Overlapping Aesthetic Perspectives as International, Revolutionary Space in Presentations from the German Revolution to the Spanish Civil War

Open Access
- Author:
- Nissler, Paul Joseph
- Graduate Program:
- German
- Degree:
- Doctor of Philosophy
- Document Type:
- Dissertation
- Date of Defense:
- October 13, 2006
- Committee Members:
- Daniel Leonhard Purdy, Committee Chair/Co-Chair
Lisa Surwillo, Committee Member
Greg Eghigian, Committee Member
Bettina Mathias, Committee Member
Thomas Oliver Beebee, Committee Member - Keywords:
- overlapping
spanish civil war
german revolution
literary space - Abstract:
- In my dissertation, through an extensive analysis of canonical and non-canonical German and Spanish publications dealing with the German revolution and the years leading up to Spanish Civil War (1918-1936) and 1936-1939 respectively, I theorize an international concept of ideology, geography and time accessed through a metaphor of space(s). I demonstrate a common aesthetic space in literature between Spanish newspaper coverage, articles and poetry in La Acción, La Jornada, El País, and Solidaridad Obrera from 1918-1919 and that in German publications of Der Ziegelbrenner, Die Aktion, and Die neue Weltbuhne during the same period. I show a distinct aesthetic and political development and parallel between German and Spanish theater such as Brecht’s Trommeln in der Nacht (1919/23), Ernst Toller’s Masse Mensch (1922), and Federico García Lorca’s Bodas de Sangre (1931) with later pieces as Toller’s Hoppla (1927), Lorca’s La casa de Bernarda Alba (1935/6), Max Aub’s Pedro López Garcia (1936), Rafael Alberti’s De un momento a otro (1938/9), Ludwig Renn’s Mein Maultier, meine Frau und meine Ziege (1938) and Brecht’s Die Gewehre der Frau Carrar (1938). The novel is also a form whose development I expose from an historical novel in Ramon Sender’s Mr.
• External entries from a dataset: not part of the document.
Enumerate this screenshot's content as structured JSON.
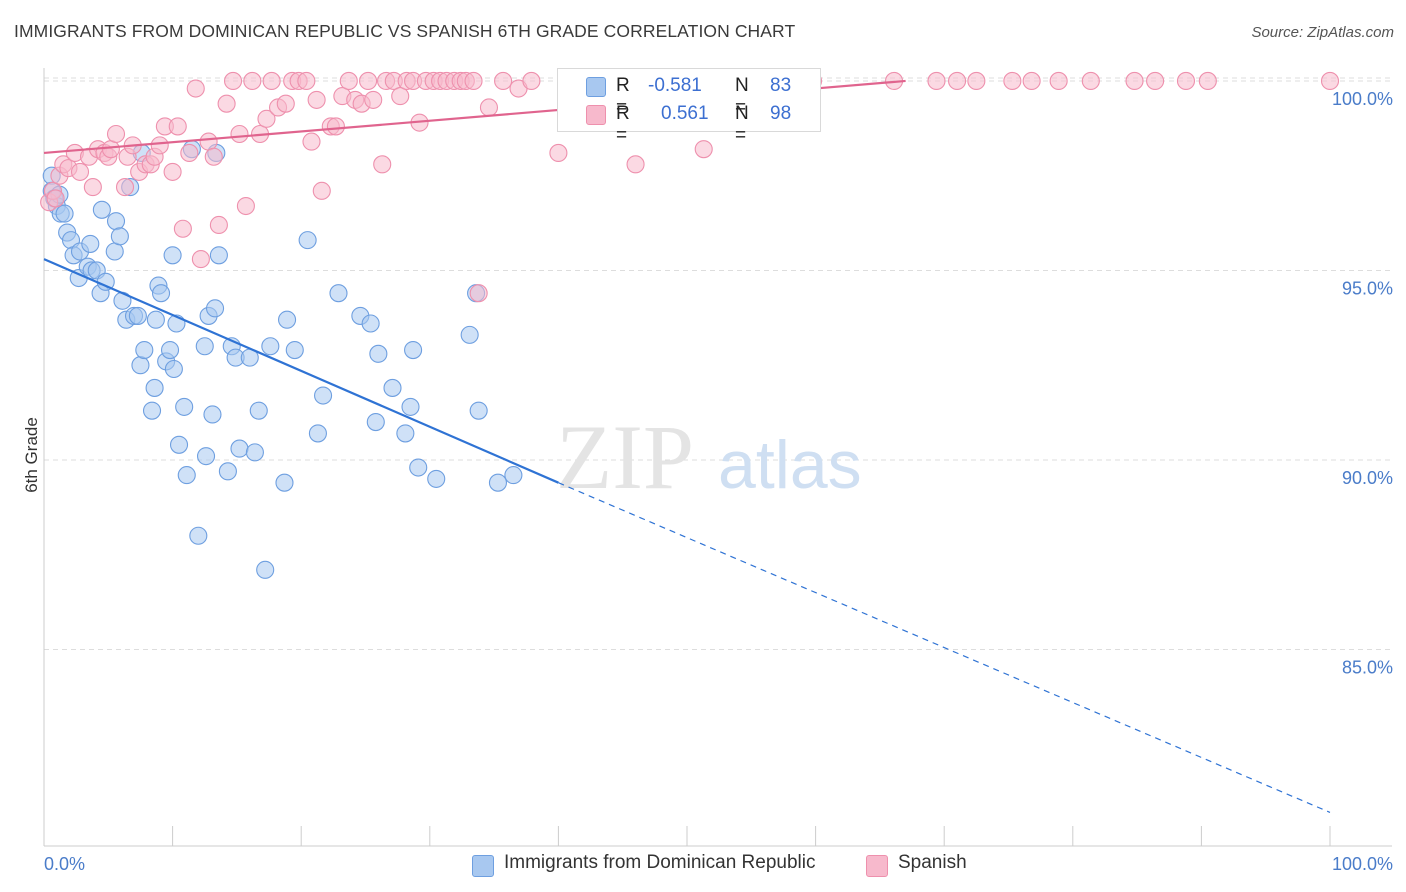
{
  "chart_title": "IMMIGRANTS FROM DOMINICAN REPUBLIC VS SPANISH 6TH GRADE CORRELATION CHART",
  "source": "Source: ZipAtlas.com",
  "watermark": {
    "zip": "ZIP",
    "atlas": "atlas"
  },
  "colors": {
    "blue_fill": "#a8c8f0",
    "blue_stroke": "#6e9fe0",
    "blue_line": "#2f73d4",
    "pink_fill": "#f7b9cc",
    "pink_stroke": "#ee90ad",
    "pink_line": "#e0648e",
    "tick": "#4a7cc9",
    "grid": "#dddddd"
  },
  "legend_top": [
    {
      "r_label": "R =",
      "r_value": "-0.581",
      "n_label": "N =",
      "n_value": "83"
    },
    {
      "r_label": "R =",
      "r_value": "0.561",
      "n_label": "N =",
      "n_value": "98"
    }
  ],
  "legend_bottom": [
    {
      "label": "Immigrants from Dominican Republic"
    },
    {
      "label": "Spanish"
    }
  ],
  "chart_data": {
    "type": "scatter",
    "title": "IMMIGRANTS FROM DOMINICAN REPUBLIC VS SPANISH 6TH GRADE CORRELATION CHART",
    "xlabel": "",
    "ylabel": "6th Grade",
    "xlim": [
      0,
      100
    ],
    "ylim": [
      80.5,
      100.5
    ],
    "x_tick_labels": [
      "0.0%",
      "100.0%"
    ],
    "y_ticks": [
      {
        "value": 100,
        "label": "100.0%"
      },
      {
        "value": 95,
        "label": "95.0%"
      },
      {
        "value": 90,
        "label": "90.0%"
      },
      {
        "value": 85,
        "label": "85.0%"
      }
    ],
    "series": [
      {
        "name": "Immigrants from Dominican Republic",
        "color": "blue",
        "trend": {
          "x0": 0,
          "y0": 95.3,
          "x1": 40,
          "y1": 89.4,
          "x_end": 100,
          "y_end": 80.7
        },
        "points": [
          [
            0.6,
            97.5
          ],
          [
            0.6,
            97.1
          ],
          [
            0.8,
            96.9
          ],
          [
            1.0,
            96.7
          ],
          [
            1.3,
            96.5
          ],
          [
            1.6,
            96.5
          ],
          [
            1.8,
            96.0
          ],
          [
            2.1,
            95.8
          ],
          [
            2.3,
            95.4
          ],
          [
            2.7,
            94.8
          ],
          [
            2.8,
            95.5
          ],
          [
            3.4,
            95.1
          ],
          [
            3.6,
            95.7
          ],
          [
            3.7,
            95.0
          ],
          [
            4.1,
            95.0
          ],
          [
            4.4,
            94.4
          ],
          [
            4.5,
            96.6
          ],
          [
            4.8,
            94.7
          ],
          [
            5.5,
            95.5
          ],
          [
            5.6,
            96.3
          ],
          [
            5.9,
            95.9
          ],
          [
            6.1,
            94.2
          ],
          [
            6.4,
            93.7
          ],
          [
            6.7,
            97.2
          ],
          [
            7.0,
            93.8
          ],
          [
            7.3,
            93.8
          ],
          [
            7.5,
            92.5
          ],
          [
            7.6,
            98.1
          ],
          [
            7.8,
            92.9
          ],
          [
            8.4,
            91.3
          ],
          [
            8.6,
            91.9
          ],
          [
            8.7,
            93.7
          ],
          [
            8.9,
            94.6
          ],
          [
            9.1,
            94.4
          ],
          [
            9.5,
            92.6
          ],
          [
            9.8,
            92.9
          ],
          [
            10.0,
            95.4
          ],
          [
            10.1,
            92.4
          ],
          [
            10.3,
            93.6
          ],
          [
            10.5,
            90.4
          ],
          [
            10.9,
            91.4
          ],
          [
            11.1,
            89.6
          ],
          [
            12.0,
            88.0
          ],
          [
            12.5,
            93.0
          ],
          [
            12.6,
            90.1
          ],
          [
            12.8,
            93.8
          ],
          [
            13.1,
            91.2
          ],
          [
            13.3,
            94.0
          ],
          [
            13.4,
            98.1
          ],
          [
            13.6,
            95.4
          ],
          [
            14.3,
            89.7
          ],
          [
            14.6,
            93.0
          ],
          [
            14.9,
            92.7
          ],
          [
            15.2,
            90.3
          ],
          [
            16.0,
            92.7
          ],
          [
            16.4,
            90.2
          ],
          [
            16.7,
            91.3
          ],
          [
            17.2,
            87.1
          ],
          [
            17.6,
            93.0
          ],
          [
            18.7,
            89.4
          ],
          [
            18.9,
            93.7
          ],
          [
            19.5,
            92.9
          ],
          [
            20.5,
            95.8
          ],
          [
            21.3,
            90.7
          ],
          [
            21.7,
            91.7
          ],
          [
            22.9,
            94.4
          ],
          [
            24.6,
            93.8
          ],
          [
            25.4,
            93.6
          ],
          [
            25.8,
            91.0
          ],
          [
            26.0,
            92.8
          ],
          [
            27.1,
            91.9
          ],
          [
            28.1,
            90.7
          ],
          [
            28.5,
            91.4
          ],
          [
            28.7,
            92.9
          ],
          [
            29.1,
            89.8
          ],
          [
            30.5,
            89.5
          ],
          [
            33.1,
            93.3
          ],
          [
            33.6,
            94.4
          ],
          [
            33.8,
            91.3
          ],
          [
            35.3,
            89.4
          ],
          [
            36.5,
            89.6
          ],
          [
            1.2,
            97.0
          ],
          [
            11.5,
            98.2
          ]
        ]
      },
      {
        "name": "Spanish",
        "color": "pink",
        "trend": {
          "x0": 0,
          "y0": 98.1,
          "x1": 67,
          "y1": 100.0,
          "x_end": 67,
          "y_end": 100.0
        },
        "points": [
          [
            0.4,
            96.8
          ],
          [
            0.7,
            97.1
          ],
          [
            0.9,
            96.9
          ],
          [
            1.2,
            97.5
          ],
          [
            1.5,
            97.8
          ],
          [
            1.9,
            97.7
          ],
          [
            2.4,
            98.1
          ],
          [
            2.8,
            97.6
          ],
          [
            3.5,
            98.0
          ],
          [
            3.8,
            97.2
          ],
          [
            4.2,
            98.2
          ],
          [
            4.7,
            98.1
          ],
          [
            5.0,
            98.0
          ],
          [
            5.2,
            98.2
          ],
          [
            5.6,
            98.6
          ],
          [
            6.3,
            97.2
          ],
          [
            6.5,
            98.0
          ],
          [
            6.9,
            98.3
          ],
          [
            7.4,
            97.6
          ],
          [
            7.9,
            97.8
          ],
          [
            8.3,
            97.8
          ],
          [
            8.6,
            98.0
          ],
          [
            9.0,
            98.3
          ],
          [
            9.4,
            98.8
          ],
          [
            10.0,
            97.6
          ],
          [
            10.4,
            98.8
          ],
          [
            10.8,
            96.1
          ],
          [
            11.3,
            98.1
          ],
          [
            11.8,
            99.8
          ],
          [
            12.2,
            95.3
          ],
          [
            12.8,
            98.4
          ],
          [
            13.2,
            98.0
          ],
          [
            13.6,
            96.2
          ],
          [
            14.2,
            99.4
          ],
          [
            14.7,
            100.0
          ],
          [
            15.2,
            98.6
          ],
          [
            15.7,
            96.7
          ],
          [
            16.2,
            100.0
          ],
          [
            16.8,
            98.6
          ],
          [
            17.3,
            99.0
          ],
          [
            17.7,
            100.0
          ],
          [
            18.2,
            99.3
          ],
          [
            18.8,
            99.4
          ],
          [
            19.3,
            100.0
          ],
          [
            19.8,
            100.0
          ],
          [
            20.4,
            100.0
          ],
          [
            20.8,
            98.4
          ],
          [
            21.2,
            99.5
          ],
          [
            21.6,
            97.1
          ],
          [
            22.3,
            98.8
          ],
          [
            22.7,
            98.8
          ],
          [
            23.2,
            99.6
          ],
          [
            23.7,
            100.0
          ],
          [
            24.2,
            99.5
          ],
          [
            24.7,
            99.4
          ],
          [
            25.2,
            100.0
          ],
          [
            25.6,
            99.5
          ],
          [
            26.3,
            97.8
          ],
          [
            26.6,
            100.0
          ],
          [
            27.2,
            100.0
          ],
          [
            27.7,
            99.6
          ],
          [
            28.2,
            100.0
          ],
          [
            28.7,
            100.0
          ],
          [
            29.2,
            98.9
          ],
          [
            29.7,
            100.0
          ],
          [
            30.3,
            100.0
          ],
          [
            30.8,
            100.0
          ],
          [
            31.3,
            100.0
          ],
          [
            31.9,
            100.0
          ],
          [
            32.4,
            100.0
          ],
          [
            32.8,
            100.0
          ],
          [
            33.4,
            100.0
          ],
          [
            33.8,
            94.4
          ],
          [
            34.6,
            99.3
          ],
          [
            35.7,
            100.0
          ],
          [
            36.9,
            99.8
          ],
          [
            37.9,
            100.0
          ],
          [
            40.0,
            98.1
          ],
          [
            42.7,
            100.0
          ],
          [
            46.0,
            97.8
          ],
          [
            47.5,
            100.0
          ],
          [
            51.3,
            98.2
          ],
          [
            53.5,
            100.0
          ],
          [
            55.6,
            100.0
          ],
          [
            59.8,
            100.0
          ],
          [
            66.1,
            100.0
          ],
          [
            69.4,
            100.0
          ],
          [
            71.0,
            100.0
          ],
          [
            72.5,
            100.0
          ],
          [
            75.3,
            100.0
          ],
          [
            76.8,
            100.0
          ],
          [
            78.9,
            100.0
          ],
          [
            81.4,
            100.0
          ],
          [
            84.8,
            100.0
          ],
          [
            86.4,
            100.0
          ],
          [
            88.8,
            100.0
          ],
          [
            90.5,
            100.0
          ],
          [
            100.0,
            100.0
          ]
        ]
      }
    ]
  }
}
Witt en el Cantón (1935), to Alfred Doeblin’s montage historical novel November 1918 (1937-1955) and finally Joan Llarch’s La muerte de Durruti (1973) and H.M. Enzensberger’s novelesque collage Der kurze Sommer der Anarchie (1972). A key to the aesthetic and political development and international parallel is a common presentation of geography (urban, rural, at the front), language, and identity as a revolutionary alternative to nationalism. Exemplified in publications of “Das Wort” and “El Mono Azul,” is a culmination of a ‘re-definition’ of commonness and foreignness, as opposed to nationalism, with a sharing of specific literary places and stories as well as sites of distribution, proliferation and audiences. My dissertation is a significant contribution to the broad discussion of literature and revolution and is unique in its comprehensive discussion of the German revolution, its spatial application in understanding aesthetic production as revolutionary, and the depth of the German-Spanish discussion of Spanish Civil War presentations.